For those of you who may be fans of the rich, earthy taste of almond butter, you may be disappointed to hear that it’s one of the highest calorie nut butters in existence, coming in at a whopping 101 calories per 1-tablespoon serving.
That is nearly triple that of powdered peanut butter– the lowest calorie nut butter surveyed. Not only that, but almond butter also contains more fat and less fiber than most of the nut butters as well.
Finally, there is walnut butter– the nut butter with the most calories.
If you’re looking to monitor and/or reduce your caloric intake, walnut butter will pose the biggest challenge of all nut butters as it contains a staggering 104 calories per 1-tablespoon serving.
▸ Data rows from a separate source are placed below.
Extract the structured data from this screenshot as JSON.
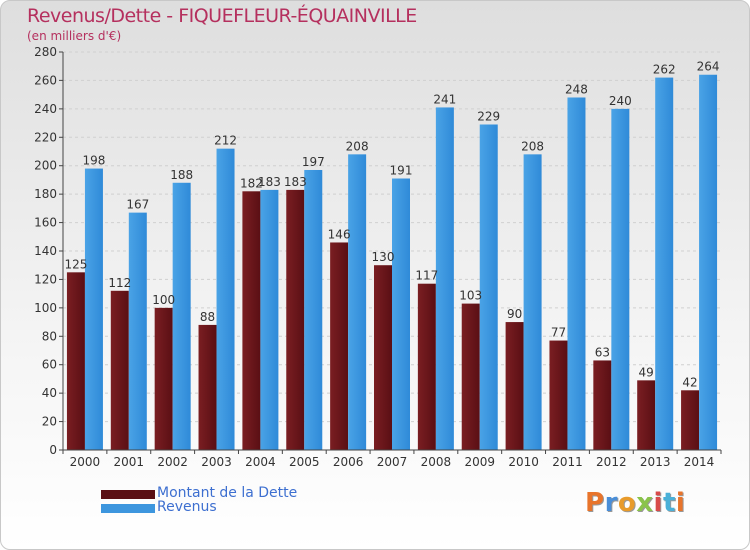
{
  "chart_data": {
    "type": "bar",
    "title": "Revenus/Dette - FIQUEFLEUR-ÉQUAINVILLE",
    "subtitle": "(en milliers d'€)",
    "categories": [
      "2000",
      "2001",
      "2002",
      "2003",
      "2004",
      "2005",
      "2006",
      "2007",
      "2008",
      "2009",
      "2010",
      "2011",
      "2012",
      "2013",
      "2014"
    ],
    "series": [
      {
        "name": "Montant de la Dette",
        "color": "#7a1e22",
        "values": [
          125,
          112,
          100,
          88,
          182,
          183,
          146,
          130,
          117,
          103,
          90,
          77,
          63,
          49,
          42
        ]
      },
      {
        "name": "Revenus",
        "color": "#4aa3e6",
        "values": [
          198,
          167,
          188,
          212,
          183,
          197,
          208,
          191,
          241,
          229,
          208,
          248,
          240,
          262,
          264
        ]
      }
    ],
    "yticks": [
      0,
      20,
      40,
      60,
      80,
      100,
      120,
      140,
      160,
      180,
      200,
      220,
      240,
      260,
      280
    ],
    "ylim": [
      0,
      280
    ],
    "grid": true,
    "legend_position": "bottom-left"
  },
  "logo": {
    "text": "Proxiti"
  }
}
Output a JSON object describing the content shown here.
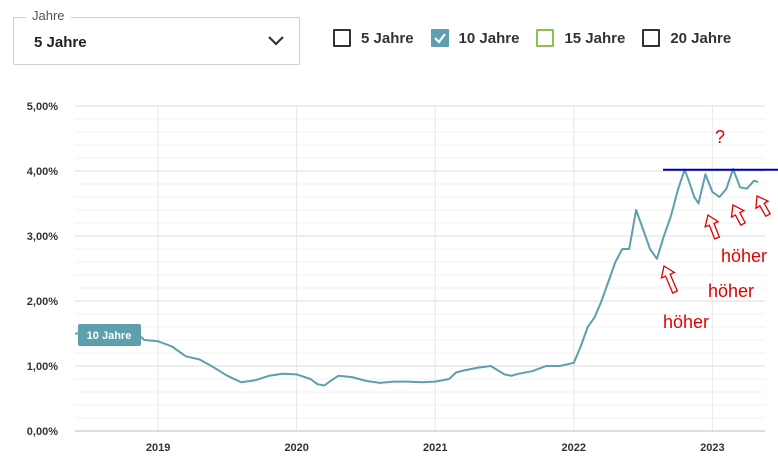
{
  "dropdown": {
    "legend": "Jahre",
    "value": "5 Jahre",
    "icon": "chevron-down-icon"
  },
  "checkboxes": [
    {
      "label": "5 Jahre",
      "checked": false,
      "color": "#333333"
    },
    {
      "label": "10 Jahre",
      "checked": true,
      "color": "#5e9fad"
    },
    {
      "label": "15 Jahre",
      "checked": false,
      "color": "#8cc04f"
    },
    {
      "label": "20 Jahre",
      "checked": false,
      "color": "#333333"
    }
  ],
  "colors": {
    "series": "#5e9fad",
    "grid": "#e4e4e4",
    "annotation_red": "#e00000",
    "annotation_blue": "#0000aa"
  },
  "chart_data": {
    "type": "line",
    "title": "",
    "xlabel": "",
    "ylabel": "",
    "ylim": [
      0,
      5
    ],
    "xlim": [
      2018.4,
      2023.38
    ],
    "y_ticks": [
      "0,00%",
      "1,00%",
      "2,00%",
      "3,00%",
      "4,00%",
      "5,00%"
    ],
    "x_ticks": [
      {
        "value": 2019,
        "label": "2019"
      },
      {
        "value": 2020,
        "label": "2020"
      },
      {
        "value": 2021,
        "label": "2021"
      },
      {
        "value": 2022,
        "label": "2022"
      },
      {
        "value": 2023,
        "label": "2023"
      }
    ],
    "grid": true,
    "series": [
      {
        "name": "10 Jahre",
        "x": [
          2018.4,
          2018.5,
          2018.6,
          2018.7,
          2018.8,
          2018.85,
          2018.9,
          2019.0,
          2019.1,
          2019.2,
          2019.3,
          2019.4,
          2019.5,
          2019.6,
          2019.7,
          2019.8,
          2019.9,
          2020.0,
          2020.1,
          2020.15,
          2020.2,
          2020.25,
          2020.3,
          2020.4,
          2020.5,
          2020.6,
          2020.7,
          2020.8,
          2020.9,
          2021.0,
          2021.1,
          2021.15,
          2021.2,
          2021.3,
          2021.4,
          2021.5,
          2021.55,
          2021.6,
          2021.7,
          2021.8,
          2021.9,
          2022.0,
          2022.05,
          2022.1,
          2022.15,
          2022.2,
          2022.3,
          2022.35,
          2022.4,
          2022.45,
          2022.5,
          2022.55,
          2022.6,
          2022.65,
          2022.7,
          2022.75,
          2022.8,
          2022.83,
          2022.87,
          2022.9,
          2022.95,
          2023.0,
          2023.05,
          2023.1,
          2023.15,
          2023.2,
          2023.25,
          2023.3,
          2023.33
        ],
        "values": [
          1.5,
          1.5,
          1.5,
          1.48,
          1.45,
          1.5,
          1.4,
          1.38,
          1.3,
          1.15,
          1.1,
          0.98,
          0.85,
          0.75,
          0.78,
          0.85,
          0.88,
          0.87,
          0.8,
          0.72,
          0.7,
          0.78,
          0.85,
          0.83,
          0.77,
          0.74,
          0.76,
          0.76,
          0.75,
          0.76,
          0.8,
          0.9,
          0.93,
          0.97,
          1.0,
          0.87,
          0.85,
          0.88,
          0.92,
          1.0,
          1.0,
          1.05,
          1.3,
          1.6,
          1.75,
          2.0,
          2.6,
          2.8,
          2.8,
          3.4,
          3.1,
          2.8,
          2.65,
          3.0,
          3.3,
          3.7,
          4.02,
          3.85,
          3.6,
          3.5,
          3.95,
          3.68,
          3.6,
          3.72,
          4.03,
          3.75,
          3.73,
          3.85,
          3.83
        ]
      }
    ],
    "series_label": "10 Jahre",
    "annotations": [
      {
        "text": "?"
      },
      {
        "text": "höher"
      },
      {
        "text": "höher"
      },
      {
        "text": "höher"
      }
    ],
    "reference_line_value": 4.02
  }
}
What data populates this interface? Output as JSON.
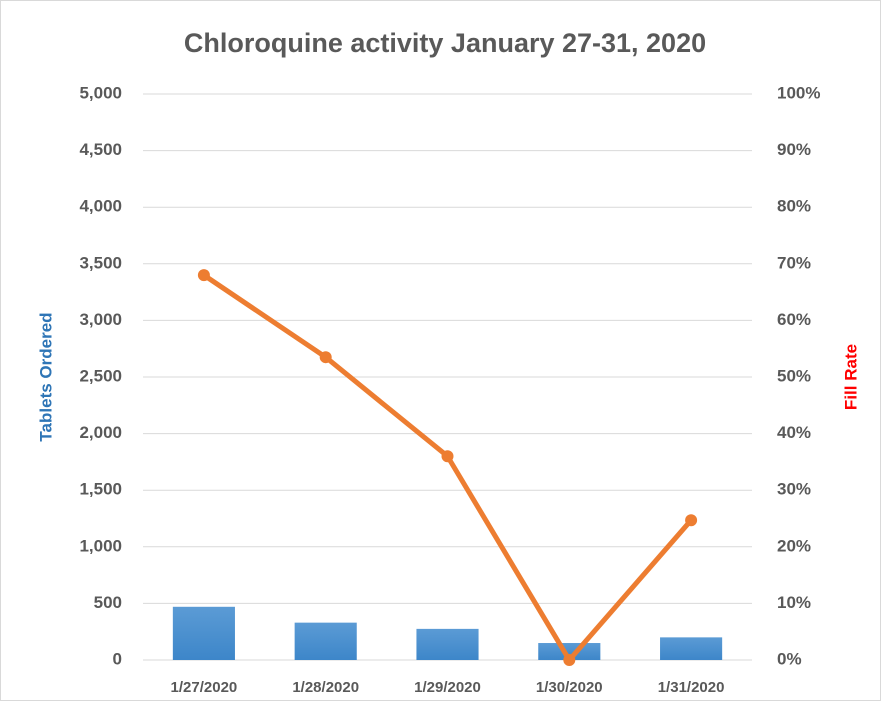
{
  "chart_data": {
    "type": "bar_line",
    "title": "Chloroquine activity January 27-31, 2020",
    "y_label": "Tablets Ordered",
    "y2_label": "Fill Rate",
    "categories": [
      "1/27/2020",
      "1/28/2020",
      "1/29/2020",
      "1/30/2020",
      "1/31/2020"
    ],
    "series": [
      {
        "type": "bar",
        "color": "#5b9bd5",
        "values": [
          470,
          330,
          275,
          150,
          200
        ]
      },
      {
        "type": "line",
        "axis": "y2",
        "color": "#ed7d31",
        "values": [
          68,
          53.5,
          36,
          0,
          24.7
        ]
      }
    ],
    "ylim": [
      0,
      5000
    ],
    "yticks": [
      0,
      500,
      {
        "value": 1000,
        "label": "1,000"
      },
      {
        "value": 1500,
        "label": "1,500"
      },
      {
        "value": 2000,
        "label": "2,000"
      },
      {
        "value": 2500,
        "label": "2,500"
      },
      {
        "value": 3000,
        "label": "3,000"
      },
      {
        "value": 3500,
        "label": "3,500"
      },
      {
        "value": 4000,
        "label": "4,000"
      },
      {
        "value": 4500,
        "label": "4,500"
      },
      {
        "value": 5000,
        "label": "5,000"
      }
    ],
    "y2lim": [
      0,
      100
    ],
    "y2ticks": [
      {
        "value": 0,
        "label": "0%"
      },
      {
        "value": 10,
        "label": "10%"
      },
      {
        "value": 20,
        "label": "20%"
      },
      {
        "value": 30,
        "label": "30%"
      },
      {
        "value": 40,
        "label": "40%"
      },
      {
        "value": 50,
        "label": "50%"
      },
      {
        "value": 60,
        "label": "60%"
      },
      {
        "value": 70,
        "label": "70%"
      },
      {
        "value": 80,
        "label": "80%"
      },
      {
        "value": 90,
        "label": "90%"
      },
      {
        "value": 100,
        "label": "100%"
      }
    ],
    "grid": true
  }
}
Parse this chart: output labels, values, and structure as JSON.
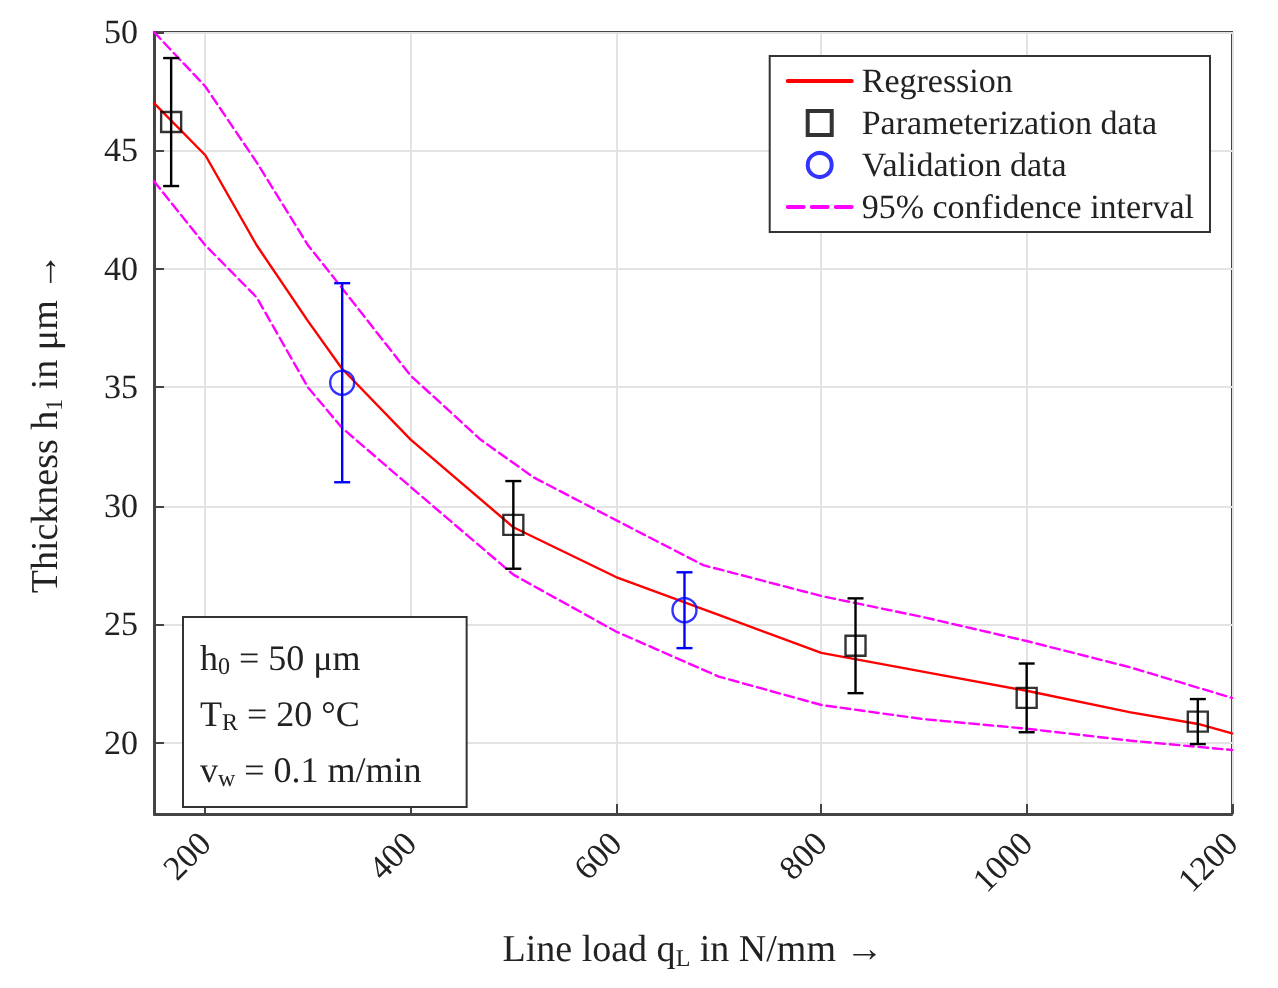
{
  "chart_data": {
    "type": "line",
    "xlabel": "Line load q$_{L}$ in N/mm →",
    "ylabel": "Thickness h$_{1}$ in μm →",
    "xlim": [
      150,
      1200
    ],
    "xticks": [
      200,
      400,
      600,
      800,
      1000,
      1200
    ],
    "ylim": [
      17,
      50
    ],
    "yticks": [
      20,
      25,
      30,
      35,
      40,
      45,
      50
    ],
    "grid": true,
    "legend": "top right",
    "annotations": [
      "h$_{0}$ = 50 μm",
      "T$_{R}$ = 20 °C",
      "v$_{w}$ = 0.1 m/min"
    ],
    "series": [
      {
        "name": "Regression",
        "color": "#ff0000",
        "line_style": "solid",
        "marker": "none",
        "x": [
          150,
          200,
          250,
          300,
          333,
          400,
          500,
          600,
          700,
          800,
          900,
          1000,
          1100,
          1167,
          1200
        ],
        "values": [
          47.0,
          44.8,
          41.0,
          37.8,
          35.8,
          32.8,
          29.1,
          27.0,
          25.4,
          23.8,
          23.0,
          22.2,
          21.3,
          20.8,
          20.4
        ]
      },
      {
        "name": "Parameterization data",
        "type": "scatter",
        "color": "#000000",
        "marker": "square",
        "x": [
          166.7,
          500,
          833.3,
          1000,
          1166.7
        ],
        "values": [
          46.2,
          29.2,
          24.1,
          21.9,
          20.9
        ],
        "errors": [
          2.7,
          1.85,
          2.0,
          1.45,
          0.95
        ]
      },
      {
        "name": "Validation data",
        "type": "scatter",
        "color": "#0000ff",
        "marker": "circle",
        "x": [
          333.3,
          666.7
        ],
        "values": [
          35.2,
          25.6
        ],
        "errors": [
          4.2,
          1.6
        ]
      },
      {
        "name": "95% confidence interval",
        "color": "#ff00ff",
        "line_style": "dashed",
        "marker": "none",
        "x": [
          150,
          200,
          250,
          300,
          333,
          400,
          468,
          520,
          600,
          685,
          800,
          900,
          1000,
          1100,
          1200
        ],
        "values": [
          50.0,
          47.7,
          44.5,
          41.0,
          39.2,
          35.5,
          32.8,
          31.2,
          29.4,
          27.5,
          26.2,
          25.3,
          24.3,
          23.2,
          21.9
        ]
      },
      {
        "color": "#ff00ff",
        "line_style": "dashed",
        "marker": "none",
        "x": [
          150,
          200,
          250,
          300,
          333,
          400,
          500,
          600,
          700,
          800,
          900,
          1000,
          1100,
          1200
        ],
        "values": [
          43.7,
          41.0,
          38.8,
          35.0,
          33.3,
          30.8,
          27.1,
          24.7,
          22.8,
          21.6,
          21.0,
          20.6,
          20.1,
          19.7
        ]
      }
    ]
  }
}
That said, walnut butter does have some redeeming qualities. For one, it has the least amount of carbohydrates and the least amount of sugar too. What’s more, walnuts also contain omega-3 fatty acids— a type of unsaturated fat with various health benefits.
On the flip side, though, walnut butter also has the most fat of all nut butters surveyed.
The Bottom Line
In conclusion, the lowest calorie nut butter may not be as clear-cut as you’d think. If we’re going to include processed varieties then powdered peanut butter, such as PBFit, is the clear winner. The inclusion of seed butters also complicates this choice.
Regardless of whichever has the least calories, one thing is for sure: any of these options are a great way to add a rich, earthy flavor to whatever you spread them on.